Given the ordered basis "B = \\{ a_1,a_2,a_3\\} = \\text{\\textbraceleft} \\begin{pmatrix}1\\\\0\\\\-1 \\end{pmatrix}, \\begin{pmatrix}1\\\\1\\\\1 \\end{pmatrix}, \\begin{pmatrix}1\\\\0\\\\0 \\end{pmatrix}\\text{\\textbraceright}"

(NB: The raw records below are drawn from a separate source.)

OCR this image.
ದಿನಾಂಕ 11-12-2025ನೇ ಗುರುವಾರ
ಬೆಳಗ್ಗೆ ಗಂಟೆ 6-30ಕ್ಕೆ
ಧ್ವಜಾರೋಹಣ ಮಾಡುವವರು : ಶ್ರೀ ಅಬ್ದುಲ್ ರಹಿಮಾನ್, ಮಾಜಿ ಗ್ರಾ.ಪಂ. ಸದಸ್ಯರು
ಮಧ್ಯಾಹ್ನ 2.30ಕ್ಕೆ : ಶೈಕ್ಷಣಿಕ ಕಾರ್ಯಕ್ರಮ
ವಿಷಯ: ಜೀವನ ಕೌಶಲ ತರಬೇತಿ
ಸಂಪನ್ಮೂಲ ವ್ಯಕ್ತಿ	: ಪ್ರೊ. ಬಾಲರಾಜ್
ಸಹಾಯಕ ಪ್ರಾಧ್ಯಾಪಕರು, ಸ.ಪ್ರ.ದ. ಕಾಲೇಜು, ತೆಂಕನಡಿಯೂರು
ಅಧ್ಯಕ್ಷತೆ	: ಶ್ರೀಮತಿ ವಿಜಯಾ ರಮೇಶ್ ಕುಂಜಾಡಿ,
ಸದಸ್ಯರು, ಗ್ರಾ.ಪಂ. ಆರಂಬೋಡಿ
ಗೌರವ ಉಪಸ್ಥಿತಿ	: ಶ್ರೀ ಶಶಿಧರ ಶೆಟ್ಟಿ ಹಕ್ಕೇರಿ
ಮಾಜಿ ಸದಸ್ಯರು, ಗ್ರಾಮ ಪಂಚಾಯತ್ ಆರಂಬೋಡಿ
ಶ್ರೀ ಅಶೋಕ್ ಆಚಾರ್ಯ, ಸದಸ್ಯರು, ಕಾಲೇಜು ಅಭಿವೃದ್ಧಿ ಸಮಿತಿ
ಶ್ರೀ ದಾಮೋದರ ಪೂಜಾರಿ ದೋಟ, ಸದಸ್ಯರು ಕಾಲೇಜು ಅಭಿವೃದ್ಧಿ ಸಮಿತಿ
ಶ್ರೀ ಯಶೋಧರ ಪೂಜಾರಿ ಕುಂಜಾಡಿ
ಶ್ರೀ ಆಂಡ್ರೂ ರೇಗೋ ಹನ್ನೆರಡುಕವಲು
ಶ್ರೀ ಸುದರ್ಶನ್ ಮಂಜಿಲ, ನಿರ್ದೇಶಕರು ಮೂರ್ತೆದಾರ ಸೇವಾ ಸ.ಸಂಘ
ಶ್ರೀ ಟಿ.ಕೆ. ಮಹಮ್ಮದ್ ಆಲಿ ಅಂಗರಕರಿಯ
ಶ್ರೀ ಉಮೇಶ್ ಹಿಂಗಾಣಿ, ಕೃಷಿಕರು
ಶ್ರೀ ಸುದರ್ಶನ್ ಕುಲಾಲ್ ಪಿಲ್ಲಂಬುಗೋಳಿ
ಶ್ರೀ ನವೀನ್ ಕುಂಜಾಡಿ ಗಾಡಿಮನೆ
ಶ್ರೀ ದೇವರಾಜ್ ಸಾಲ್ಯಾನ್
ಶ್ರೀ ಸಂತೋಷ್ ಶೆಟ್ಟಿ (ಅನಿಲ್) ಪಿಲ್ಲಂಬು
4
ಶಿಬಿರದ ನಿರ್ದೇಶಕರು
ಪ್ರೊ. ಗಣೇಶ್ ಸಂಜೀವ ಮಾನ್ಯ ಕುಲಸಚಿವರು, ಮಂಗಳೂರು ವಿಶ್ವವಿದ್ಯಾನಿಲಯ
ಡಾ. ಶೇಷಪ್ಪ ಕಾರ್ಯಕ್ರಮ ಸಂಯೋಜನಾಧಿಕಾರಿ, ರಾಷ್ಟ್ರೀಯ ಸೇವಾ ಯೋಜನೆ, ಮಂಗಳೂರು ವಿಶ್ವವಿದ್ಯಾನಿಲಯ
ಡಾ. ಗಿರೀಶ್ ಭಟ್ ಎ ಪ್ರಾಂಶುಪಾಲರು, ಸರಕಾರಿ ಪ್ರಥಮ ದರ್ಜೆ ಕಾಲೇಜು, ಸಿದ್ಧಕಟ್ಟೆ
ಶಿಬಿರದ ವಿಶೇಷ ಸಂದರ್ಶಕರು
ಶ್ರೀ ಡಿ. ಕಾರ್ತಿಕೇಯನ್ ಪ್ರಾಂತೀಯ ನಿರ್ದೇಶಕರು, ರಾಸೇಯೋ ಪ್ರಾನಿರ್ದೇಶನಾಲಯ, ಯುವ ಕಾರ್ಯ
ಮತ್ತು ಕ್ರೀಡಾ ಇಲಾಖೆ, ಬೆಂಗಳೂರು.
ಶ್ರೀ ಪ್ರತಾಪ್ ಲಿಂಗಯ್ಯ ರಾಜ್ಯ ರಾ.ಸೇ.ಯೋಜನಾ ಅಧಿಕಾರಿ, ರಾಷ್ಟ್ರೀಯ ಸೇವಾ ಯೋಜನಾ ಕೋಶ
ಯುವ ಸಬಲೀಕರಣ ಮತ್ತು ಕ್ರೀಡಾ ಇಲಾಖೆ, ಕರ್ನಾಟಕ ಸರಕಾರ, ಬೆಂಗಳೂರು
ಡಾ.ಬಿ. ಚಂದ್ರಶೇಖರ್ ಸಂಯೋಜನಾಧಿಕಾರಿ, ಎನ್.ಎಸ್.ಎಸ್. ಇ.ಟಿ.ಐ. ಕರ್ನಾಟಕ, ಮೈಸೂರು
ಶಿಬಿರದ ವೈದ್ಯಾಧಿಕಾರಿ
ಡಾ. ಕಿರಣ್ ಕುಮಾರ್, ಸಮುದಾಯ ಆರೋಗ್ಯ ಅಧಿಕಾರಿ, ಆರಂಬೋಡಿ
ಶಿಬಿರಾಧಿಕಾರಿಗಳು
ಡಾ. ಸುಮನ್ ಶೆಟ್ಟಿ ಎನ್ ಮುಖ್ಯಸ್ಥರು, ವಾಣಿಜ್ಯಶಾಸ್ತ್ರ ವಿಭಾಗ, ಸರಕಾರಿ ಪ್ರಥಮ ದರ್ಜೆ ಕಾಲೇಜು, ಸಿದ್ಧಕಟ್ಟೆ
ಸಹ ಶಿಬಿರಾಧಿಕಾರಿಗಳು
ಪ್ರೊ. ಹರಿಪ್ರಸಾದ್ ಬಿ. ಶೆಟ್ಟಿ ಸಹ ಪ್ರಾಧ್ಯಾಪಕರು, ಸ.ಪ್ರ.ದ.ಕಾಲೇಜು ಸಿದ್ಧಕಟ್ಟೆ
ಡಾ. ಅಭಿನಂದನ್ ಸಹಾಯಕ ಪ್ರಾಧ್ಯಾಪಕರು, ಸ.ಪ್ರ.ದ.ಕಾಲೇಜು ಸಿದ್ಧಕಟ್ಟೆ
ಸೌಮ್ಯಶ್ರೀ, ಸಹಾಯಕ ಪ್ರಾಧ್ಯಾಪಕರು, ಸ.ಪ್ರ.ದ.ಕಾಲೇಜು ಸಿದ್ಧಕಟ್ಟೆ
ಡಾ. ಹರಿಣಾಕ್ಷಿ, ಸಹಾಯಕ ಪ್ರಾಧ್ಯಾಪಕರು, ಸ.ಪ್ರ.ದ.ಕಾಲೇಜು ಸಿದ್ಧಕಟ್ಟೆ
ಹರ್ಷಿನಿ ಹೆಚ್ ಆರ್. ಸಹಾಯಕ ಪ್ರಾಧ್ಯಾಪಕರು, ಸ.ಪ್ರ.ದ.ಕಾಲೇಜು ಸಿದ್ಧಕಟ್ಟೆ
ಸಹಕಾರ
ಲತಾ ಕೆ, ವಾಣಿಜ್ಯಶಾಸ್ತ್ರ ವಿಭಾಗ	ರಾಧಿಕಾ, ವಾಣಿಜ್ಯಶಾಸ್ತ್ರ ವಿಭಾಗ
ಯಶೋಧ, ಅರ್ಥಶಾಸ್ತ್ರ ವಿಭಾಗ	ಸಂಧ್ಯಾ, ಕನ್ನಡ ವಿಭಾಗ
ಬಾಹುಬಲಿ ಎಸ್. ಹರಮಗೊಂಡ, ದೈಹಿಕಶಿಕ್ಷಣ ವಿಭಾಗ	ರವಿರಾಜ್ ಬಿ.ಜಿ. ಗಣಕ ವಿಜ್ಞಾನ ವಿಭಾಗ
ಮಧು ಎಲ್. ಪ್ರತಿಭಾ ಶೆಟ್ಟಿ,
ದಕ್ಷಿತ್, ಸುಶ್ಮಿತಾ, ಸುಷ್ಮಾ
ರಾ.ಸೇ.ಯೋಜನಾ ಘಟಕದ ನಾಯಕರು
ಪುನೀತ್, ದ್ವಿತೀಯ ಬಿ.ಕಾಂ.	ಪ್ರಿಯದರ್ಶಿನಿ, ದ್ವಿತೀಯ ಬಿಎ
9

then the expression of "v = \\begin{pmatrix}a\\\\b\\\\c \\end{pmatrix}" as a linear combination will be of the form

"\\begin{pmatrix}a\\\\b\\\\c \\end{pmatrix} = x\\begin{pmatrix}1\\\\0\\\\-1 \\end{pmatrix} + y\\begin{pmatrix}1\\\\1\\\\1 \\end{pmatrix} + z\\begin{pmatrix}1\\\\0\\\\0 \\end{pmatrix} = \\begin{pmatrix}x+y+z\\\\y\\\\-x+y \\end{pmatrix} \\text{ where } x,y,z \\in \\mathbb{R}"

"\\begin{pmatrix}a\\\\b\\\\c \\end{pmatrix}= \\begin{pmatrix}x+y+z\\\\y\\\\-x+y \\end{pmatrix} \\text{then we have the system of equations below}"

"\\begin{alignedat}{3} x+y+z = a \\dots(1)\\\\ y=b \\dots(2)\\\\-x+y=c \\dots(3)\\end{alignedat}"

"\\text{From (2) we have y=b; inserting this into (3) we have: }\\\\ -x+ b=c \\text{ then we have } -x=c-b\\\\\\text{then } x=b-c \\\\ \\text{Inserting the values of x and y into (1) we have }\\\\ (b-c)+b+z=a \\implies z+2b-c=a\\\\ \\implies z = a-2b+c"

"\\therefore x =b-c;y=b \\text{ and } z=a-2b+c"

"\\text{Therefore v as the linear combination of the ordered basis is given by } \\\\\n\\boxed{v=\\begin{pmatrix}a\\\\b\\\\c \\end{pmatrix} = (b-c)\\begin{pmatrix}1\\\\0\\\\-1 \\end{pmatrix} + b\\begin{pmatrix}1\\\\1\\\\1 \\end{pmatrix} + (a-2b+c)\\begin{pmatrix}1\\\\0\\\\0 \\end{pmatrix}}"